APCs Kandidat Tinubu, 70, ein langjähriger politischer Königsmacher und Südstaatler, sagt: „Ich bin an der Reihe“ für die Präsidentschaft. Er kann sich auf die Struktur von APC und sein politisches Netzwerk verlassen.
Er steht einem bekannten Rivalen gegenüber – dem PDP-Kandidaten Abubakar, 76, der sich zum sechsten Mal um den Spitzenjob bewirbt und mit seiner Geschäftserfahrung wirbt.
Aber beide sind alte Gardefiguren, die frühere Korruptionsvorwürfe abgewehrt haben.
Das Auftauchen eines überraschenden dritten Kandidaten, der junge Wähler anspricht, Obi, 61, von der Labour Party, hat das Rennen mit seiner Kampagne als Kandidat des Wandels eröffnet.

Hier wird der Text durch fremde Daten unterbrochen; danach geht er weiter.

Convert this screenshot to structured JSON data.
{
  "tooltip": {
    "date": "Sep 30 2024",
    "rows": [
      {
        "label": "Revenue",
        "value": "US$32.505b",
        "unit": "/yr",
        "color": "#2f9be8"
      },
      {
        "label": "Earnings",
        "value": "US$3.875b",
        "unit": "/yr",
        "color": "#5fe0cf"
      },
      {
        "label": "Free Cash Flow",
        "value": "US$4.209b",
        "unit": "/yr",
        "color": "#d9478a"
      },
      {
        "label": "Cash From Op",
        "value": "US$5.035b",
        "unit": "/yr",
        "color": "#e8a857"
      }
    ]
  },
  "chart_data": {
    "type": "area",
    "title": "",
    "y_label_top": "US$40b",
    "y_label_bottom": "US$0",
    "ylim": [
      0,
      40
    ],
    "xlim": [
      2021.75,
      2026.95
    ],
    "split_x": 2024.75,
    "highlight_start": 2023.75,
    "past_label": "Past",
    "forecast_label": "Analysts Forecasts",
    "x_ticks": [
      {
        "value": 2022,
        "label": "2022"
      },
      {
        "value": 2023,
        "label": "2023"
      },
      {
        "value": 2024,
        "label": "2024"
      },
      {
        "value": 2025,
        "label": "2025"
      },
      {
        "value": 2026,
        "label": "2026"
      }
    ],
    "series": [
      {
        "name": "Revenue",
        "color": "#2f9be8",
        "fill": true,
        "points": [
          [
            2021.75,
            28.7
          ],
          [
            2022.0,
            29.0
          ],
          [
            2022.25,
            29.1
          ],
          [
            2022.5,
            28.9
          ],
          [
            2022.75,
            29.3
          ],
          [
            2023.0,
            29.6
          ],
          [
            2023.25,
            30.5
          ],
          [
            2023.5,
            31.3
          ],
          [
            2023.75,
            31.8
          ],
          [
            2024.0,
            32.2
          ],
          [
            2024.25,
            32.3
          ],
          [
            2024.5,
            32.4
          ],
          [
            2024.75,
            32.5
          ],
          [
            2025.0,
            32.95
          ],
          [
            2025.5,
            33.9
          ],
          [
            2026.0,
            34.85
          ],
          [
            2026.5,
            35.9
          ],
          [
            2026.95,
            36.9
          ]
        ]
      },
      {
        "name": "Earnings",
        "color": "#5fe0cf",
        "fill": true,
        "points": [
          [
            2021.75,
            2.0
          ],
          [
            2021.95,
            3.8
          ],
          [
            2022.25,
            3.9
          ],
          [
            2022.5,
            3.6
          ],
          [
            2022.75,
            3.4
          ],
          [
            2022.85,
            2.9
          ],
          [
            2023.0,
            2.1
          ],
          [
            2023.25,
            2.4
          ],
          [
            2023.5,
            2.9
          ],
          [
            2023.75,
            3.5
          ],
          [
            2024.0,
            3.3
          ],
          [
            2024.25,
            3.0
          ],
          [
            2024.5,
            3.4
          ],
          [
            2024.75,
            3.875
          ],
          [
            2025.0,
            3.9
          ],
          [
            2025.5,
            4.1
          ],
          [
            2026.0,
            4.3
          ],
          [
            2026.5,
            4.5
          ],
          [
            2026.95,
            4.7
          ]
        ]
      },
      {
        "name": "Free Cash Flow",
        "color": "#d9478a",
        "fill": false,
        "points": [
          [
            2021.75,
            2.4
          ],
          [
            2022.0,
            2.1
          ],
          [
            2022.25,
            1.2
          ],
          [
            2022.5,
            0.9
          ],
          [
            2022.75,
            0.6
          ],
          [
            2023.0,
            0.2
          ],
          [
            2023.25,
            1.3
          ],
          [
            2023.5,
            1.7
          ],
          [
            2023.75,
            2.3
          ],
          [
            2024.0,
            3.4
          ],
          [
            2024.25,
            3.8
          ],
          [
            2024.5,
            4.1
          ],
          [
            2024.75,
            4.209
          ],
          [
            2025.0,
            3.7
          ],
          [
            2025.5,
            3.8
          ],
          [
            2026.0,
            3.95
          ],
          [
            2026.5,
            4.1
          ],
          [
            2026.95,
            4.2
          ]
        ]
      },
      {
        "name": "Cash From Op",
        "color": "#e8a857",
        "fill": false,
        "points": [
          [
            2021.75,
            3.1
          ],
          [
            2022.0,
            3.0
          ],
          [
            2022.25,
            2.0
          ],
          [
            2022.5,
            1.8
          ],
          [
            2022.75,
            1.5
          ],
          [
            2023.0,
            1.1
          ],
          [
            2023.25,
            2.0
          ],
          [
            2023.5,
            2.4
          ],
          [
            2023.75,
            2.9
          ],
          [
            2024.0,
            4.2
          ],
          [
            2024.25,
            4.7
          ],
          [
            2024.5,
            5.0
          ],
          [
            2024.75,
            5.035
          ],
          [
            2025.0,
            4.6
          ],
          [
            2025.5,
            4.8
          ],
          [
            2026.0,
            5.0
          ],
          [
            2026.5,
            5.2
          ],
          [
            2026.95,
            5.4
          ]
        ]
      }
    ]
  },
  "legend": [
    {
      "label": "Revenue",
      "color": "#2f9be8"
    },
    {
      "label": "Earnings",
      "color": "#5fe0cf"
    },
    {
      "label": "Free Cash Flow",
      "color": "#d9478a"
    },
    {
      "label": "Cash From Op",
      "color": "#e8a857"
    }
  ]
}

Die Wähler werden auch ihre Stimme für die beiden Parlamentskammern Nigerias, die Nationalversammlung und den Senat, abgeben.
Um die Präsidentschaft zu gewinnen, muss ein Kandidat die meisten Stimmen erhalten, aber auch 25 Prozent in zwei Dritteln der 36 nigerianischen Bundesstaaten gewinnen.
Gewinnt kein Kandidat, findet innerhalb von 21 Tagen eine Stichwahl zwischen zwei Spitzenreitern statt.
Die Regeln spiegeln ein Land wider, das fast gleichmäßig zwischen dem überwiegend muslimischen Norden und dem überwiegend christlichen Süden aufgeteilt ist und in den Regionen drei ethnische Hauptgruppen aufweist: Yoruba im Südwesten, Hausa/Fulani im Norden und Igbo im Südosten.
Nigerias Wahlen fallen auch oft entlang ethnischer und religiöser Grenzen. Diesmal ist Tinubu ein südlicher Yoruba-Muslim, Abubakar ein ethnischer Fulani-Muslim aus dem Nordosten und Obi ein christlicher Igbo aus dem Südosten.
Kraftstoff- und Bargeldknappheit, die durch einen Banknotenwechsel im Vorfeld der Wahlen verursacht wurden, ließ viele Nigerianer in einem Land, das bereits von einer Inflation von mehr als 20 Prozent betroffen ist, mehr als sonst kämpfen.